# Consider the expansion (3x^2 + (1/x))^6 How many terms does the expansion include? Find the constant term Show that the expansion has no terms involving x^5

Jan 29, 2018

Expansion of ${\left(3 {x}^{2} + \frac{1}{x}\right)}^{6}$ has seven terms. Constant term is$135$. For details see below.

#### Explanation:

An expansionof ${\left(a + b\right)}^{6}$ has seven terms and ${\left(3 {x}^{2} + \frac{1}{x}\right)}^{6}$ too has seven terms. This may be seen from the following.
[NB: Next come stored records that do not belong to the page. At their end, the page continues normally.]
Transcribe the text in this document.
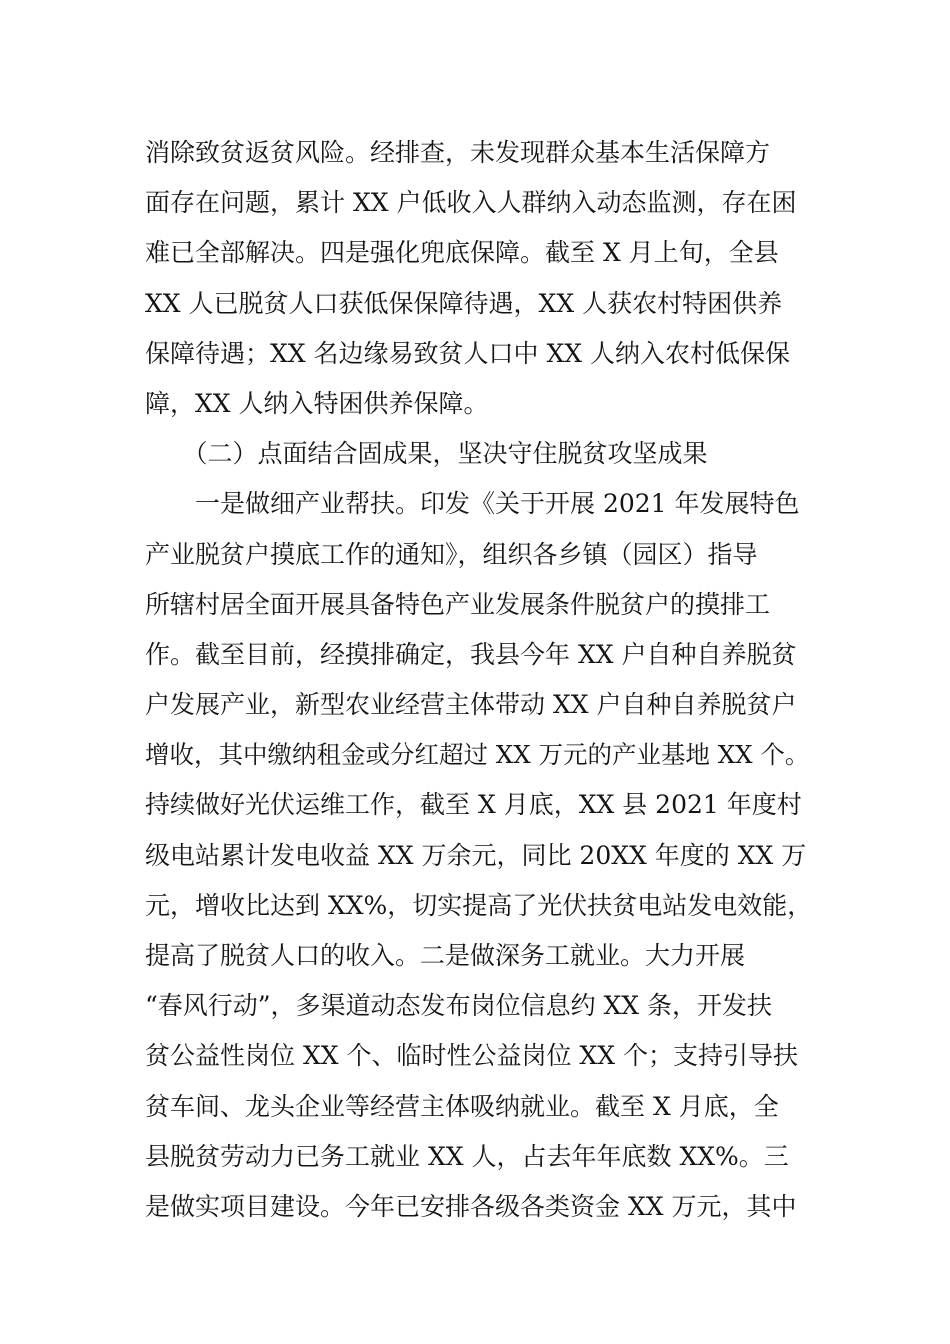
消除致贫返贫风险。经排查，未发现群众基本生活保障方
面存在问题，累计 XX 户低收入人群纳入动态监测，存在困
难已全部解决。四是强化兜底保障。截至 X 月上旬，全县
XX 人已脱贫人口获低保保障待遇，XX 人获农村特困供养
保障待遇；XX 名边缘易致贫人口中 XX 人纳入农村低保保
障，XX 人纳入特困供养保障。
　　（二）点面结合固成果，坚决守住脱贫攻坚成果
　　一是做细产业帮扶。印发《关于开展 2021 年发展特色
产业脱贫户摸底工作的通知》，组织各乡镇（园区）指导
所辖村居全面开展具备特色产业发展条件脱贫户的摸排工
作。截至目前，经摸排确定，我县今年 XX 户自种自养脱贫
户发展产业，新型农业经营主体带动 XX 户自种自养脱贫户
增收，其中缴纳租金或分红超过 XX 万元的产业基地 XX 个。
持续做好光伏运维工作，截至 X 月底，XX 县 2021 年度村
级电站累计发电收益 XX 万余元，同比 20XX 年度的 XX 万
元，增收比达到 XX%，切实提高了光伏扶贫电站发电效能，
提高了脱贫人口的收入。二是做深务工就业。大力开展
“春风行动”，多渠道动态发布岗位信息约 XX 条，开发扶
贫公益性岗位 XX 个、临时性公益岗位 XX 个；支持引导扶
贫车间、龙头企业等经营主体吸纳就业。截至 X 月底，全
县脱贫劳动力已务工就业 XX 人，占去年年底数 XX%。三
是做实项目建设。今年已安排各级各类资金 XX 万元，其中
The expansion of ${\left(a + b\right)}^{n}$ is ${C}_{0}^{n} {a}^{n} + {C}_{1}^{n} {a}^{n - 1} {b}^{1} + {C}_{2}^{n} {a}^{n - 2} {b}^{2} + \ldots . . + {C}_{r}^{n} {a}^{n - r} {b}^{r} + \ldots + {C}_{n}^{n} {b}^{n}$

Observe that ${\left(r + 1\right)}^{t h}$ term is ${C}_{r}^{n} {a}^{n - r} {b}^{r}$

hence ${\left(r + 1\right)}^{t h}$ term of ${\left(3 {x}^{2} + \frac{1}{x}\right)}^{6}$ is

${C}_{r}^{6} {\left(3 {x}^{2}\right)}^{6 - r} {\left(\frac{1}{x}\right)}^{r} = {C}_{r}^{6} {3}^{6 - r} {x}^{12 - 3 r}$

Observe that $r$ can take values only from $0$ to $6$, for which power of $x$ can be $12 , 9 , 6 , 3 , 0 , - 3 , - 6$,

Hence expansion does not have a term ${x}^{5}$.

Constant term means ${x}^{0}$, which is for $r = 4$ and it is

${C}_{4}^{6} {3}^{2} = \frac{6 \cdot 5 \cdot 4 \cdot 3}{1 \cdot 2 \cdot 3 \cdot 4} \cdot 9 = 135$